Online learning at its most effective?

Recently, I've been enjoying playing the MMORPG (Massively Multiplayer Online Role-Playing Game) Final Fantasy XI. The premise is simple - progress through the story by defeating increasingly tough monsters and boosting your character's strength.

What has struck me today is that it provides a fascinating parallel KM universe. Bear with me...

After an initial period of alignment to learn rules and achieve basic competency, it soon becomes apparent that collaboration is preferable to going it alone. Thus, by level 10, most players abandon the solo approach and begin to form parties with others.

These parties have their own microcosmic team dynamics: leadership, concensus, teamworking. Agreed roles and responsibilities are essential: a White Mage heals other characters, a Warrior deals damage, etc. Parties must, of course, contain a good cross-section of skills and abilities - for instance a party of 6 Warriors simply won't work. There are some obvious parallels here with teamwork in the business environment and the benefits of, say, Belbin profiling.

The most notable product of this team work is a remarkable culture of altruism that persists throughout FFXI. The developers have intelligently avoided spoon-feeding players, meaning that interaction with others is vital to proceed in the game. Even our old friend the Community of Practice is represented via linkshells, virtual groups of like-minded friends. As with CoPs, the best provide a platform for social networking, healthy debate and learning for the good of all.

Players often give up valuable time to help others, either through the official mentoring scheme, helping newer adventurers to fight ("power-levelling"), or simply answering questions asked by those at the end of their tethers.

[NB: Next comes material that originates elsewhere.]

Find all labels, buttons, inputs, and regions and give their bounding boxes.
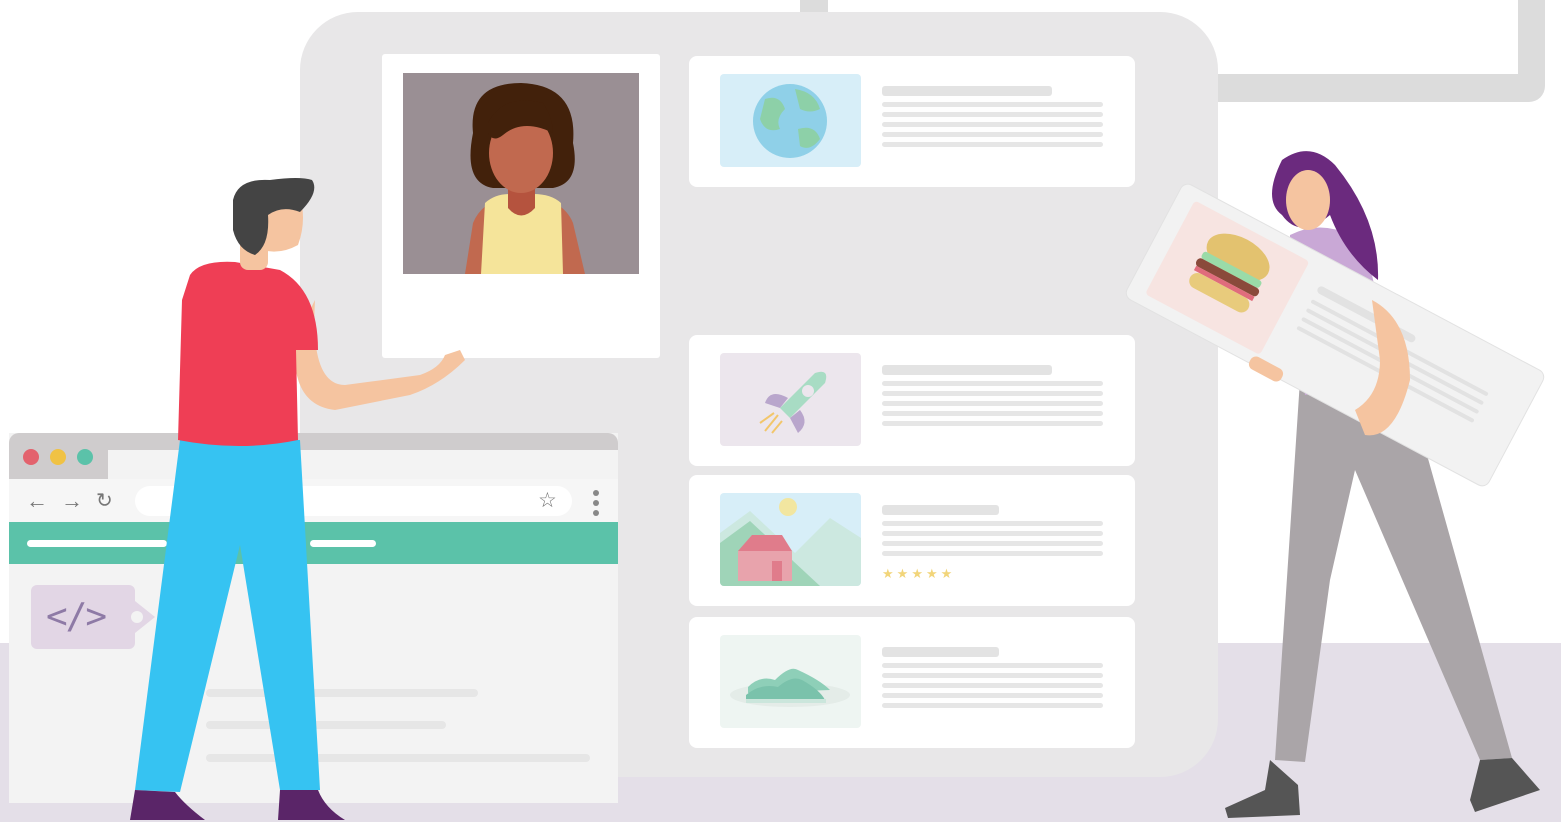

Why do they invest this time? (See also the old KM chestnut: "What's in it for me?") I'm convinced that the lack of competition between players is a major factor. Players cannot attack each other or hinder others' progress in any meaningful way*. In this utopian world, knowledge is not a means of preserving an advantage over others - it is, instead, a way to further the pursuit of goals.

Perhaps I'm wrong and FFXI is just an escapist world where politics, war and rivalry mean little. Perhaps it's just a place for people to go to act in ways they would never in real life. Still, it's worth considering how we can reduce the competitive element of knowledge sharing and attempt to foster the 'what's mine is yours' approach in the real world.

*As an aside, other MMORPGs that have allowed competition have, perhaps unsurprisingly, spawned online homicide, cons and muggings. Sometimes thefts have even deprived players of items that have value in the real world.